Book Review: 'The Late Show'

Jul 24, 2017

Michael Connelly’s latest detective novel, The Late Show, his 30th, introduces a new female detective, Renee Ballard.

She’s banished to the night shift in Hollywood after filing a sexual harassment complaint against a supervisor. 

Any skepticism I had lifted like the morning fog on a steamy LA beach. Breaking with stultifying routine, Ballard is called to the bed of a mangled prostitute at the ER. Then, within minutes, she and her partner are called to a Hollywood Boulevard nightclub where there has been a multiple homicide. Among the dead is Ballard’s former partner.

These haunting scenes drive Ballard to seek answers. She obsessively works outside the rules and under the radar, pursuing leads officially at night and as a rogue during the day.
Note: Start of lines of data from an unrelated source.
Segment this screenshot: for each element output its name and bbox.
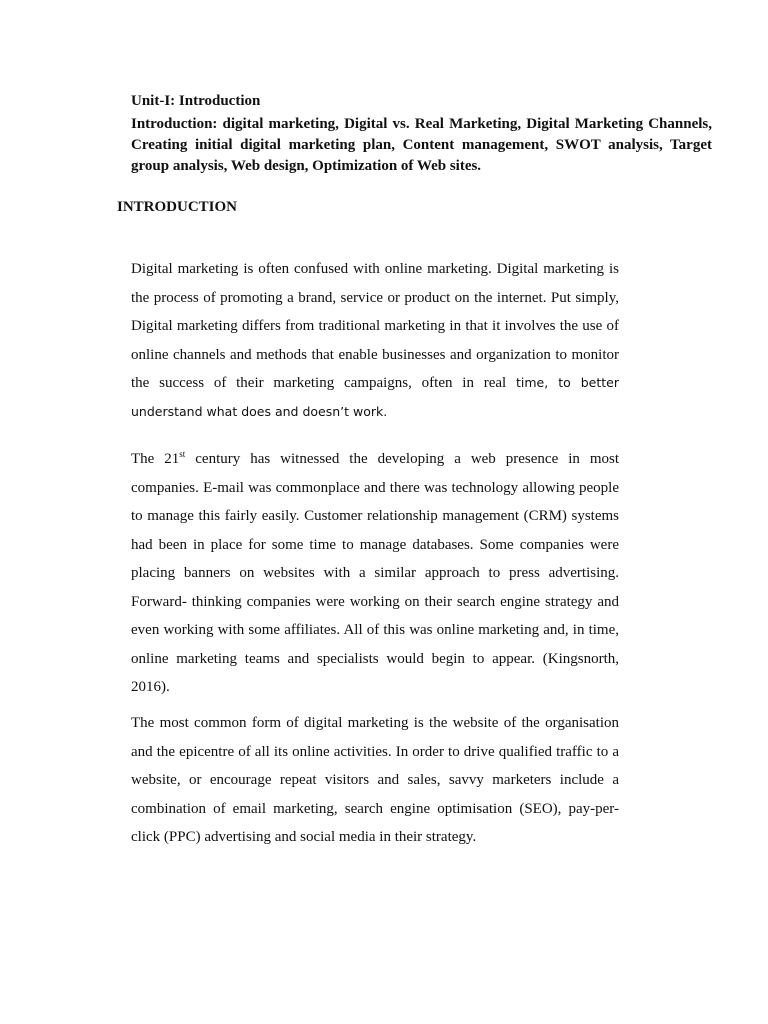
ordinal-superscript: st	[179, 449, 186, 459]
unit-title: Unit-I: Introduction	[131, 93, 261, 109]
paragraph-definition-main: Digital marketing is often confused with online marketing. Digital marketing is the process of promoting a brand, service or product on the internet. Put simply, Digital marketing differs from traditional marketing in that it involves the use of online channels and methods that enable businesses and organization to monitor the success of their marketing campaigns, often in real	[131, 261, 619, 391]
unit-summary: Introduction: digital marketing, Digital vs. Real Marketing, Digital Marketing Channels, Creating initial digital marketing plan, Content management, SWOT analysis, Target group analysis, Web design, Optimization of Web sites.	[131, 116, 712, 174]
paragraph-history-start: The 21	[131, 451, 180, 467]
paragraph-history-rest: century has witnessed the developing a web presence in most companies. E-mail was commonplace and there was technology allowing people to manage this fairly easily. Customer relationship management (CRM) systems had been in place for some time to manage databases. Some companies were placing banners on websites with a similar approach to press advertising. Forward- thinking companies were working on their search engine strategy and even working with some affiliates. All of this was online marketing and, in time, online marketing teams and specialists would begin to appear. (Kingsnorth, 2016).	[131, 451, 620, 695]
paragraph-history	[131, 445, 619, 702]
paragraph-common-form: The most common form of digital marketing is the website of the organisation and the epicentre of all its online activities. In order to drive qualified traffic to a website, or encourage repeat visitors and sales, savvy marketers include a combination of email marketing, search engine optimisation (SEO), pay-per-click (PPC) advertising and social media in their strategy.	[131, 715, 619, 845]
paragraph-definition-tail: time, to better understand what does and doesn’t work.	[131, 375, 620, 419]
paragraph-definition	[131, 255, 619, 426]
section-heading: INTRODUCTION	[117, 199, 238, 215]
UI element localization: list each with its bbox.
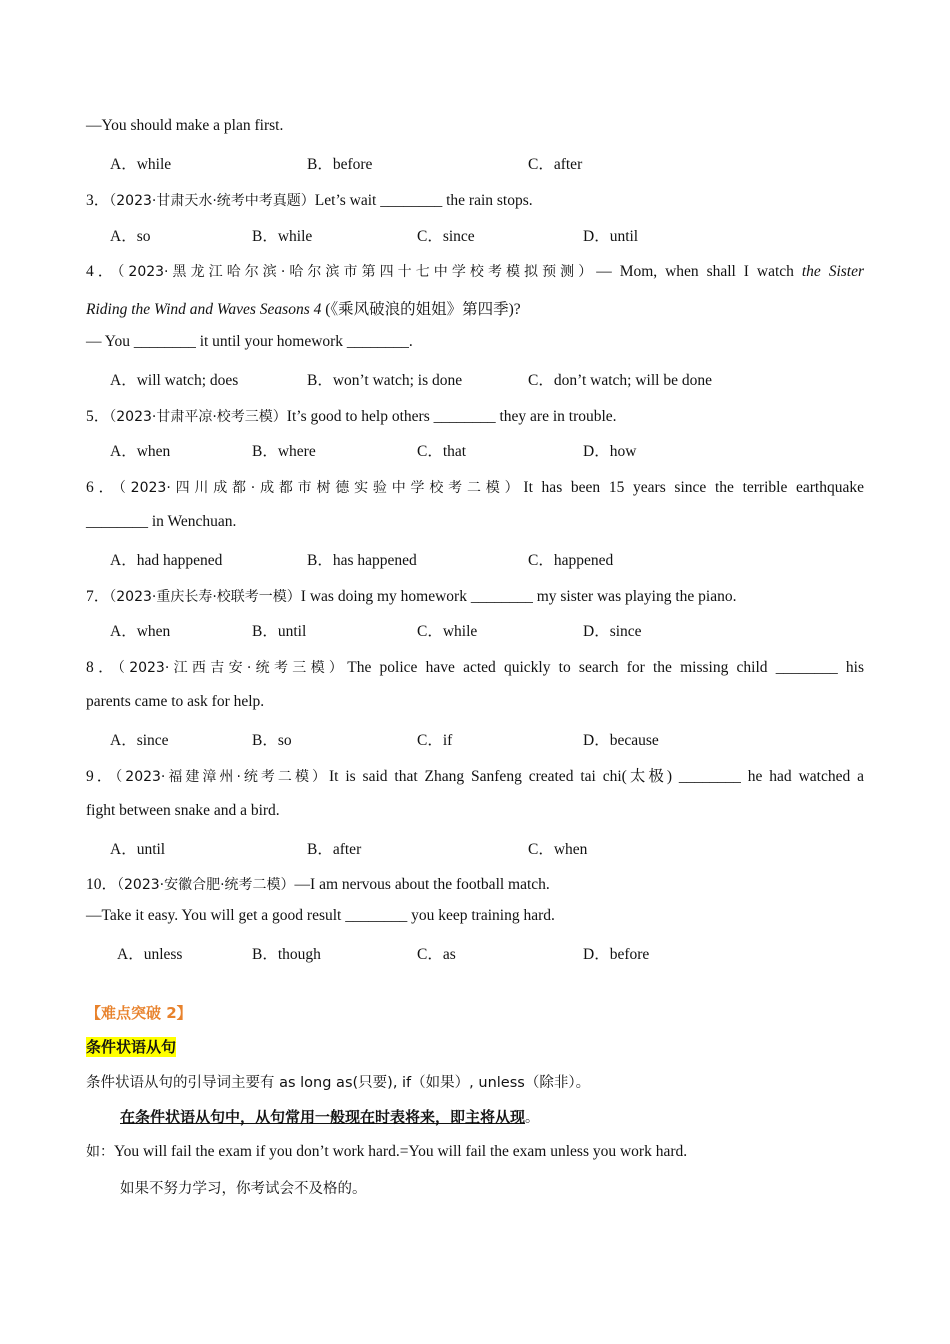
q10-stem: —I am nervous about the football match.	[294, 876, 550, 893]
example-prefix: 如：	[86, 1144, 114, 1160]
q7-source: （2023·重庆长寿·校联考一模）	[109, 589, 301, 605]
q3-option-b[interactable]: B．while	[252, 228, 313, 245]
q7-number: 7．	[86, 588, 110, 605]
q6-number: 6．	[86, 479, 119, 496]
section-rule-line	[120, 1106, 539, 1127]
q10-number: 10．	[86, 876, 118, 893]
q9-stem-line-1	[86, 764, 864, 786]
q6-stem-line-1	[86, 475, 864, 497]
q10-stem-line	[86, 872, 550, 894]
q4-title-b: Riding the Wind and Waves Seasons 4	[86, 301, 322, 318]
q4-source: （2023·黑龙江哈尔滨·哈尔滨市第四十七中学校考模拟预测）	[117, 264, 597, 280]
q5-source: （2023·甘肃平凉·校考三模）	[109, 409, 287, 425]
q4-title-a: the Sister	[801, 263, 864, 280]
q8-option-b[interactable]: B．so	[252, 732, 292, 749]
q6-option-c[interactable]: C．happened	[528, 552, 614, 569]
q3-option-c[interactable]: C．since	[417, 228, 475, 245]
q10-answer-line: —Take it easy. You will get a good result ________ you keep training hard.	[86, 907, 555, 924]
q4-stem-a: — Mom, when shall I watch	[596, 263, 802, 280]
q3-stem-line	[86, 188, 533, 210]
q3-option-a[interactable]: A．so	[110, 228, 151, 245]
q8-option-a[interactable]: A．since	[110, 732, 169, 749]
section-heading: 条件状语从句	[86, 1038, 177, 1056]
example-cn: 如果不努力学习，你考试会不及格的。	[120, 1181, 367, 1197]
q9-stem-line-2: fight between snake and a bird.	[86, 802, 280, 819]
q7-option-c[interactable]: C．while	[417, 623, 478, 640]
q6-option-b[interactable]: B．has happened	[307, 552, 417, 569]
section-example-line	[86, 1141, 687, 1161]
q10-option-c[interactable]: C．as	[417, 946, 456, 963]
section-rule: 在条件状语从句中，从句常用一般现在时表将来，即主将从现	[120, 1108, 526, 1126]
q3-stem: Let’s wait ________ the rain stops.	[314, 192, 533, 209]
q2-answer-line: —You should make a plan first.	[86, 117, 284, 134]
q8-stem-line-1	[86, 655, 864, 677]
q5-stem: It’s good to help others ________ they are in trouble.	[286, 408, 617, 425]
section-rule-end: 。	[525, 1110, 540, 1126]
q7-option-a[interactable]: A．when	[110, 623, 171, 640]
q4-stem-b: (《乘风破浪的姐姐》第四季)?	[321, 301, 521, 318]
q9-stem-a: It is said that Zhang Sanfeng created tai chi(太极) ________ he had watched a	[328, 768, 864, 785]
q7-option-d[interactable]: D．since	[583, 623, 642, 640]
q5-option-b[interactable]: B．where	[252, 443, 316, 460]
section-intro: 条件状语从句的引导词主要有 as long as(只要), if（如果）, unless（除非）。	[86, 1075, 591, 1091]
section-title: 【难点突破 2】	[86, 1004, 192, 1022]
q4-option-b[interactable]: B．won’t watch; is done	[307, 372, 463, 389]
q6-stem-line-2: ________ in Wenchuan.	[86, 513, 237, 530]
q4-answer-line: — You ________ it until your homework ________.	[86, 333, 413, 350]
q2-option-b[interactable]: B．before	[307, 156, 373, 173]
q4-stem-line-1	[86, 259, 864, 281]
q3-source: （2023·甘肃天水·统考中考真题）	[109, 193, 315, 209]
q10-option-a[interactable]: A．unless	[117, 946, 183, 963]
q4-stem-line-2	[86, 297, 521, 319]
q2-option-c[interactable]: C．after	[528, 156, 583, 173]
q3-option-d[interactable]: D．until	[583, 228, 639, 245]
q9-number: 9．	[86, 768, 116, 785]
q7-stem-line	[86, 584, 736, 606]
q2-option-a[interactable]: A．while	[110, 156, 172, 173]
q7-stem: I was doing my homework ________ my sister was playing the piano.	[300, 588, 737, 605]
q10-option-d[interactable]: D．before	[583, 946, 650, 963]
q8-stem-a: The police have acted quickly to search for the missing child ________ his	[347, 659, 864, 676]
q8-source: （2023·江西吉安·统考三模）	[117, 660, 348, 676]
q10-option-b[interactable]: B．though	[252, 946, 321, 963]
q10-source: （2023·安徽合肥·统考二模）	[117, 877, 295, 893]
q4-option-a[interactable]: A．will watch; does	[110, 372, 239, 389]
section-heading-wrap	[86, 1036, 176, 1057]
q8-option-c[interactable]: C．if	[417, 732, 453, 749]
q4-option-c[interactable]: C．don’t watch; will be done	[528, 372, 712, 389]
q9-source: （2023·福建漳州·统考二模）	[115, 769, 329, 785]
q5-stem-line	[86, 404, 617, 426]
q6-source: （2023·四川成都·成都市树德实验中学校考二模）	[118, 480, 524, 496]
q5-option-a[interactable]: A．when	[110, 443, 171, 460]
q3-number: 3．	[86, 192, 110, 209]
q7-option-b[interactable]: B．until	[252, 623, 307, 640]
example-en: You will fail the exam if you don’t work hard.=You will fail the exam unless you work hard.	[114, 1143, 688, 1160]
q8-number: 8．	[86, 659, 118, 676]
q5-option-d[interactable]: D．how	[583, 443, 637, 460]
q5-number: 5．	[86, 408, 110, 425]
q5-option-c[interactable]: C．that	[417, 443, 467, 460]
q9-option-a[interactable]: A．until	[110, 841, 166, 858]
q4-number: 4．	[86, 263, 118, 280]
q8-option-d[interactable]: D．because	[583, 732, 659, 749]
q9-option-c[interactable]: C．when	[528, 841, 588, 858]
q9-option-b[interactable]: B．after	[307, 841, 362, 858]
q6-option-a[interactable]: A．had happened	[110, 552, 223, 569]
q8-stem-line-2: parents came to ask for help.	[86, 693, 265, 710]
q6-stem-a: It has been 15 years since the terrible earthquake	[523, 479, 864, 496]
More on the job than off, and practically homeless, she naps in a portable tent pitched on Venice Beach as her dog faithfully keeps watch.   

Ballard’s quest finds her winding through the narrow roads of Laurel Canyon, on the beautiful, if seedy, boardwalk of Venice, in a science lab at USC, and navigating the maze of police department office cubicles, where getting the best computer and crime data requires as much calculation as taking down a suspect.

Michael Connelly’s depiction of the adrenaline-fueled nature of detective work is equal parts dangerous, risky and satisfying. Renee Ballard may not be one of the guys, but that works in her favor, and assures her place among the best female characters in contemporary crime fiction.